Colorado Springs investment adviser Laurent Carrier and his company, Carrier Financial Services, have surrendered their Colorado securities licenses in an agreement with state regulators over their involvement in a $1.2 billion Ponzi scheme.

A Colorado Division of Securities investigation found Carrier and his company allegedly sold $5.1 million in unregistered securities for the Woodbridge Group of Companies to at least 50 investors between January 2016 and August 2017, according to a division news release. Woodbridge was charged in a December lawsuit by the Securities and Exchange Commission with bilking more than 8,400 investors, many of them senior citizens promised annual returns of up to 10 percent, in a $1.22 billion Ponzi scheme that began in 2012.

Under a Feb. 23 agreement announced Thursday, Carrier and his company had to surrender their securities licenses within 10 days and not reapply for such licenses. Carrier and his company had held Colorado securities licenses since 2005. He also worked for New England Securities in New York from 1996-2002.

"The Woodbridge case highlights the important role financial advisers play as gatekeepers to the securities markets," Colorado Securities Commissioner Gerald Rome said in the release. "Customers rely on their adviser's superior knowledge, training and experience, and expect sound investment advice. When recommending a financial product, the adviser says to the customer that he has done the necessary background work to ensure that the product is appropriate. Failure to live up to these important responsibilities can cause significant harm to their customers."

Carrier said in an email that he was unaware that "the Woodbridge investments were securities and I invested a substantial sum of my own money into these investments thinking them to be a good investment. I also did not realize that the Colorado Division of Securities would take the position that the Woodbridge investments were securities or I would not have been involved." The statement said the division wouldn't tell him last summer that it believed the Woodbridge investments were securities "when this issue arose for me."

Carrier also said he agreed to give up his Colorado license because he no longer manages "client brokerage money, and the fact that economically it made little sense to litigate any violation when I can continue to service my clients without interruption." The one-paragraph statement said Carrier has "always conducted myself and my firm with the utmost integrity and I have always intended to comply with all legal requirements" during more than 40 years in the investment industry, during which he said he had never received any complaints.

As part of its lawsuit, the SEC won a court order in a Miami federal court freezing the assets of Boca Raton, Fla.-based Woodbridge and its former CEO Robert Shapiro to prevent "further dissipation of investor assets." Investors were allegedly told their funds would be used to make high-interest real estate loans.

The money was used instead to pay interest and returns to previous investors, used $64.5 million to pay commissions to sales agents and Shapiro allegedly diverted at least $21 million to pay for charter aircraft, country club fees, luxury vehicles and jewelry.

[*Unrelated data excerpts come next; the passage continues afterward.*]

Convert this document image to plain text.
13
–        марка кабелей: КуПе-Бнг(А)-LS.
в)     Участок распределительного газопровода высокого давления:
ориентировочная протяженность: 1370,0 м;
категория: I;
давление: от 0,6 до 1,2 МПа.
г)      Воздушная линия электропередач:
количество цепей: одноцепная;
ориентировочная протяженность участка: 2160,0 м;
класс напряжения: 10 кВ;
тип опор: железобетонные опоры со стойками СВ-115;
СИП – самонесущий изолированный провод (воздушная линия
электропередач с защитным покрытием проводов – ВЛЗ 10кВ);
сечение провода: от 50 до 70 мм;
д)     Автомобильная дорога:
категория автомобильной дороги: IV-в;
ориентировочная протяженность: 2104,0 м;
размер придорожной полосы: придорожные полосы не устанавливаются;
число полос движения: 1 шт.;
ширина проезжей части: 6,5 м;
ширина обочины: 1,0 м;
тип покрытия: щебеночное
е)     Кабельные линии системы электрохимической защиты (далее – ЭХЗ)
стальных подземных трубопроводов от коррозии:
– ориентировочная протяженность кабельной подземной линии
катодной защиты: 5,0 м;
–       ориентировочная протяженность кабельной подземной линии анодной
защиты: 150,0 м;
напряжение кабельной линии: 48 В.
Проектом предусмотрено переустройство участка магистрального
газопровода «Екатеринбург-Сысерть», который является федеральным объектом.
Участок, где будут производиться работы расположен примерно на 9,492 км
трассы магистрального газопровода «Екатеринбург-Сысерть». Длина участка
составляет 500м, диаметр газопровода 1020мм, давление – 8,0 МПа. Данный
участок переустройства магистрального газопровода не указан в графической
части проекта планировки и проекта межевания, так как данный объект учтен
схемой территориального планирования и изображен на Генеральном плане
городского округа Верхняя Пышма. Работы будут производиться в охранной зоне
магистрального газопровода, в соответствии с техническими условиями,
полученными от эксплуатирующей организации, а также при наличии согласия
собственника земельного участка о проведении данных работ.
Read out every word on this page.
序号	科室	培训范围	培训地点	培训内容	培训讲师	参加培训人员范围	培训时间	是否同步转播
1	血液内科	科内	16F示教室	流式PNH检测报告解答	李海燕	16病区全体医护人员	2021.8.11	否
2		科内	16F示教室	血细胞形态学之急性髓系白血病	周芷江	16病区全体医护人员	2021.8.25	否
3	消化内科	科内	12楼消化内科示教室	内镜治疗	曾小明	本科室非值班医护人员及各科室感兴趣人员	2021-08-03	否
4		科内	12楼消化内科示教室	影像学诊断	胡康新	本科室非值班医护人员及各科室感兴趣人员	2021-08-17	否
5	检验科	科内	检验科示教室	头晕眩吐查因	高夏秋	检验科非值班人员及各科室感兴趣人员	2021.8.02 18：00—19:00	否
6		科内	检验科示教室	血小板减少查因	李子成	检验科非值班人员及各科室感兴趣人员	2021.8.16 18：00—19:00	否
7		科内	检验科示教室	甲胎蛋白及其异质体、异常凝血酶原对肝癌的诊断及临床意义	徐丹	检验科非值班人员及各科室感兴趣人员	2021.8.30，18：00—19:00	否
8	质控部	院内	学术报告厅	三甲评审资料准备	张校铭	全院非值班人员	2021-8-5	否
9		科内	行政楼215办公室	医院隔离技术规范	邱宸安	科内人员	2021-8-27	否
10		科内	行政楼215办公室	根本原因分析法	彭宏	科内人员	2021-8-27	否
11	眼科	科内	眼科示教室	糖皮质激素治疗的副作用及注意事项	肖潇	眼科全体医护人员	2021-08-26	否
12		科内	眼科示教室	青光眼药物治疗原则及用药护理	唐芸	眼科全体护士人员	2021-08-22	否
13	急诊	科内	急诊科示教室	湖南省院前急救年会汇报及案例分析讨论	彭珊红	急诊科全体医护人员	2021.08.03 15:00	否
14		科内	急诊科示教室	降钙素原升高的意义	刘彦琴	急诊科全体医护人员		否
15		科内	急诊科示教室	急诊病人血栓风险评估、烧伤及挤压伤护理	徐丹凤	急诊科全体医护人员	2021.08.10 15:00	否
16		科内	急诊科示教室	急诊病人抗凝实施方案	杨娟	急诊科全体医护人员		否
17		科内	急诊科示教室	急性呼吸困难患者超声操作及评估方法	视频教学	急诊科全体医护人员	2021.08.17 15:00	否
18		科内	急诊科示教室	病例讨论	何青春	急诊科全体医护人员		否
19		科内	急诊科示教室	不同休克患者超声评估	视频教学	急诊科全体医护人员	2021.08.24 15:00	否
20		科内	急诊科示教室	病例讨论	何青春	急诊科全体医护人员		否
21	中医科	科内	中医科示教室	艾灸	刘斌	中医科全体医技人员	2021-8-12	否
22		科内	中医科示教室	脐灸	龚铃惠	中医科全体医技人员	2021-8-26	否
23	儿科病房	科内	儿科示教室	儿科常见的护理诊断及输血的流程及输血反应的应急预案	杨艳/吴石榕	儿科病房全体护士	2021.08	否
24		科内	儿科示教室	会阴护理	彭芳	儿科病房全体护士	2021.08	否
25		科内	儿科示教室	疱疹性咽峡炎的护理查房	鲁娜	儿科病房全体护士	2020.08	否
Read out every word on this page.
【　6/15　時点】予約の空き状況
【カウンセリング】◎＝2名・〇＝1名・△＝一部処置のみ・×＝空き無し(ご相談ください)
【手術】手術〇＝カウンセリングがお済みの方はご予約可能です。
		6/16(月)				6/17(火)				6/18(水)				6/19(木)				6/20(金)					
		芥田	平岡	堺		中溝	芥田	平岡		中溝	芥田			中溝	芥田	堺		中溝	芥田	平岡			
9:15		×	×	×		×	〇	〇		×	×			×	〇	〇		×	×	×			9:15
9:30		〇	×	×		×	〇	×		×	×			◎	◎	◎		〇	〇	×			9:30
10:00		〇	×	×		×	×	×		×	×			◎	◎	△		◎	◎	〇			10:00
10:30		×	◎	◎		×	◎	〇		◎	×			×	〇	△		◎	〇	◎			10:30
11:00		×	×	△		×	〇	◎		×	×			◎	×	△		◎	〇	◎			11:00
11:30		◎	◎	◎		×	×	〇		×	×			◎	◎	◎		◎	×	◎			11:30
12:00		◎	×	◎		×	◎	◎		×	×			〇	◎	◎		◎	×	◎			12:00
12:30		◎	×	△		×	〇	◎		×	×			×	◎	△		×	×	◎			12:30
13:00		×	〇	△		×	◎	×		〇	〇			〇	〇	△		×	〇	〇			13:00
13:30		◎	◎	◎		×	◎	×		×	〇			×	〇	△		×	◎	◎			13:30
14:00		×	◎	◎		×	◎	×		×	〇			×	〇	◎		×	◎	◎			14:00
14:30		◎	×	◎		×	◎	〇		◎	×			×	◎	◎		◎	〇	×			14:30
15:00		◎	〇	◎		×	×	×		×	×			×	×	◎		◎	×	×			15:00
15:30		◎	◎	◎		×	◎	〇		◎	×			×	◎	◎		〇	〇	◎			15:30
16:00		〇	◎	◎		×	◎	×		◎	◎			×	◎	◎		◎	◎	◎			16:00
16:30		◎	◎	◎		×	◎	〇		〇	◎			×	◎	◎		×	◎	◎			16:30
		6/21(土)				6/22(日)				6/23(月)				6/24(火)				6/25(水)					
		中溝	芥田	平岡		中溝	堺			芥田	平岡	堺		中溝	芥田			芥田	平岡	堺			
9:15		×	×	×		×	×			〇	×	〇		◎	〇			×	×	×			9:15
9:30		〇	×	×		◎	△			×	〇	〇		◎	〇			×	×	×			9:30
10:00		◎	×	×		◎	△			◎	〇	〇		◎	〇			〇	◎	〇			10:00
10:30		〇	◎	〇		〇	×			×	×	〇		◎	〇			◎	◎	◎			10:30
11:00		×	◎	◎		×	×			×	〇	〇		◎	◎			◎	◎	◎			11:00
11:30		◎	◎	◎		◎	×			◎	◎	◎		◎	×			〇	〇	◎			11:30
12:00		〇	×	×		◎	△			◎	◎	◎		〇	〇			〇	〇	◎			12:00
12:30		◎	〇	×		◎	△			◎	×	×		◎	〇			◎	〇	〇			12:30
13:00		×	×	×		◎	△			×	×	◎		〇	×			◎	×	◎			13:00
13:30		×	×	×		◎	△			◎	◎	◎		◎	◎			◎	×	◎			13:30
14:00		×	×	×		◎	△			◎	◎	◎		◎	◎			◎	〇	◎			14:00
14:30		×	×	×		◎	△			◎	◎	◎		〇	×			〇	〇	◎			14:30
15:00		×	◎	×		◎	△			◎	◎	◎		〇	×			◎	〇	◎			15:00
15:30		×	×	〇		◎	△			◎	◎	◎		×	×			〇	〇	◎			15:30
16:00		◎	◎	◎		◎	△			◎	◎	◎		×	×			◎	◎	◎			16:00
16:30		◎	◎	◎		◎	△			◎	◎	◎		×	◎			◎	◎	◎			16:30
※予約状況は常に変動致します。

The SEC lawsuit charged Shapiro, Woodbridge and several affiliated companies with fraud and violations of federal securities laws, and sought return of investor funds along with interest and financial penalties. The suit alleged Shapiro "used a web of layered companies to conceal his ownership interest" in Woodbridge's borrowers.

The agency's lawsuit was filed 17 days after the company filed for protection in Delaware from its creditors under Chapter 11 of the federal bankruptcy code, seeking to restructure $750 million in debts and citing "unforeseen costs associated with ongoing litigation and regulatory compliance."

Woodbridge reached a settlement last month with its creditors and the SEC in which it named a new CEO to steer it out of bankruptcy. Frederick Chin, a real estate advisor and business consultant, became chief executive, while Bradley Sharp was named chief restructuring officer. Sharp previously headed the Los Angeles offices of Development Specialists Inc.